Metadata-Version: 2.1
Name: pubmedtools
Version: 0.0.0.0
Summary: Pubmed Tools (pubmedtools) package provides functions forsearching and retrieving articles from the PubMed databaseusing Biopython and NCBI Entrez Direct.
Home-page: https://github.com/diogomachado-bioinfo/pubmedtools
Author: Diogo de J. S. Machado
Author-email: diogomachado.bioinfo@gmail.com
License: BSD-3-Clause
Description-Content-Type: text/markdown

# Pubmed Tools (pubmedtools)
Pubmed Tools (pubmedtools) package provides functions for searching and
retrieving articles from the PubMed database using Biopython and NCBI Entrez
Direct.
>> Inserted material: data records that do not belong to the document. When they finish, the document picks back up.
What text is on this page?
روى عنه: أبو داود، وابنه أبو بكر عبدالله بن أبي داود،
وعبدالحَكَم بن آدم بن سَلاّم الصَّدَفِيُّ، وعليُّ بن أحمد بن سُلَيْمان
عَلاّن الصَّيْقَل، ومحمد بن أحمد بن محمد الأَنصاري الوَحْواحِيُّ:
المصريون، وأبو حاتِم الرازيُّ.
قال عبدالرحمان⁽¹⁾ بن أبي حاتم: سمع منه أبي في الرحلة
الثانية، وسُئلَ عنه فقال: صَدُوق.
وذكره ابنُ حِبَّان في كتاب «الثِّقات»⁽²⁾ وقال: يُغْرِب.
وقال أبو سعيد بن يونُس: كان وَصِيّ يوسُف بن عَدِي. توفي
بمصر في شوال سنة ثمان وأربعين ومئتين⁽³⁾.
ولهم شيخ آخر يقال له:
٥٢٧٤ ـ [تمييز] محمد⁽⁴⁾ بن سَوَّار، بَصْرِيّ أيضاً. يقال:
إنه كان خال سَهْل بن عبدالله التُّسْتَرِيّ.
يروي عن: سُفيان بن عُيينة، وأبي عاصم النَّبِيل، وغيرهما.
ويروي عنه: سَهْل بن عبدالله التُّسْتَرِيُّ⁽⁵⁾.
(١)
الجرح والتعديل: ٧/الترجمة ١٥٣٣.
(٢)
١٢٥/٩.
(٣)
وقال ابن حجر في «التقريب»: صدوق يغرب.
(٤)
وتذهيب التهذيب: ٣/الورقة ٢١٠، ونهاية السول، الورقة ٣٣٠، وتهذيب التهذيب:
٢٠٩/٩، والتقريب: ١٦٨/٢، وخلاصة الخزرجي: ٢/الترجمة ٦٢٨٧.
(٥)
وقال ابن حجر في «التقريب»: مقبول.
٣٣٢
This is not an official NCBI library and has no direct affiliation
with the organization.

---
# Features

## PubMed Tools (biotext.pubmedtoos)
- `aminocode.pubmed_search_biopython`: Searches the PubMed database using a
                                       given term.
- `aminocode.pubmed_search_edirect`: Searches the PubMed database using the
                                     Entrez
                                           Direct tool.
- `aminocode.prepare_edirect_folder`: Prepares the Entrez Direct folder for use
                                      with the pubmed_search_edirect function.
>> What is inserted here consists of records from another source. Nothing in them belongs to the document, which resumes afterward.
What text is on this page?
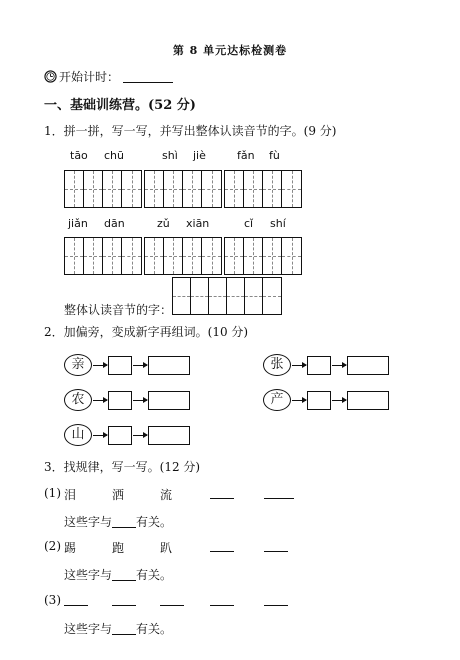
第 8 单元达标检测卷
开始计时：
一、基础训练营。(52 分)
1．拼一拼，写一写，并写出整体认读音节的字。(9 分)
tāo chū	shì jiè	fǎn fù
jiǎn dān	zǔ xiān	cǐ shí
整体认读音节的字：
2．加偏旁，变成新字再组词。(10 分)
亲	张
农	产
山
3．找规律，写一写。(12 分)
(1) 泪	洒	流
这些字与 有关。
(2) 踢	跑	趴
这些字与 有关。
(3)
这些字与 有关。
## Word Embedding Tools (biotext.wordembtools)
- `wordembtools.WordEmbedding`: A class for generating word embeddings from a
                                        collection of texts.

---
# Installation
You can install Pubmed Tools using pip:

    pip install pubmedtools

---
# Functions

## pubmedtools

---
### pubmedtools.pubmed_search_biopython
Searches the PubMed database using a given term and retrieves the abstract,
title, publication date, authors, MeSH terms, and other terms related to each
article. This function use the Bio.Entrez package from Biopython. The search is
limited to 10,000 results.

**Parameters**

- term : str
    - The search term to be used in the query.
- email : str, optional
    - Email address to be used in case the Entrez server needs to contact you.
- api_key : str, optional
    - API key to access the Entrez server.
- batch_size : int, optional
    - Number of articles to be downloaded per iteration. Default is 1000.
- verbose : bool, optional
    - Whether to print progress messages. Default is True.

**Returns**

- pandas.DataFrame
    - A DataFrame with columns 'pmid', 'ti', 'ab', 'fau', 'dp', 'mh', and 'ot'.
    - Each row contains information related to a single article retrieved from
    the search term query.

**Raises**

Exception
    - If the search returns more than 10,000 results, which is the limit of
    this function.
    In this case, the user should use the `pubmed_search_edirect` function.

### pubmedtools.pubmed_search_edirect
Searches the PubMed database using a given term and retrieves the abstract,
title, publication date, authors, MeSH terms, and other terms related to each
article. This function use the official NCBI Entrez Direct tool.

**Parameters**

- query : str
    - The query to be searched in PubMed.
- api_key : str, optional
    - The NCBI API key. If not provided, the search will be performed without
    the API key.

**Returns**

- pandas.DataFrame
    - A pandas DataFrame containing the search results.

**Notes**

- This function works with Linux and Windows systems using WSL (Windows
Subsystem for Linux).

**Raises**

- Exception
    - If the operating system is not recognized.

### pubmedtools.prepare_edirect_folder
Function to prepare the edirect folder for pubmed_search_edirect.

Checks if the edirect folder exists and contains the necessary files.
If not, it downloads and extracts the required files into the edirect folder.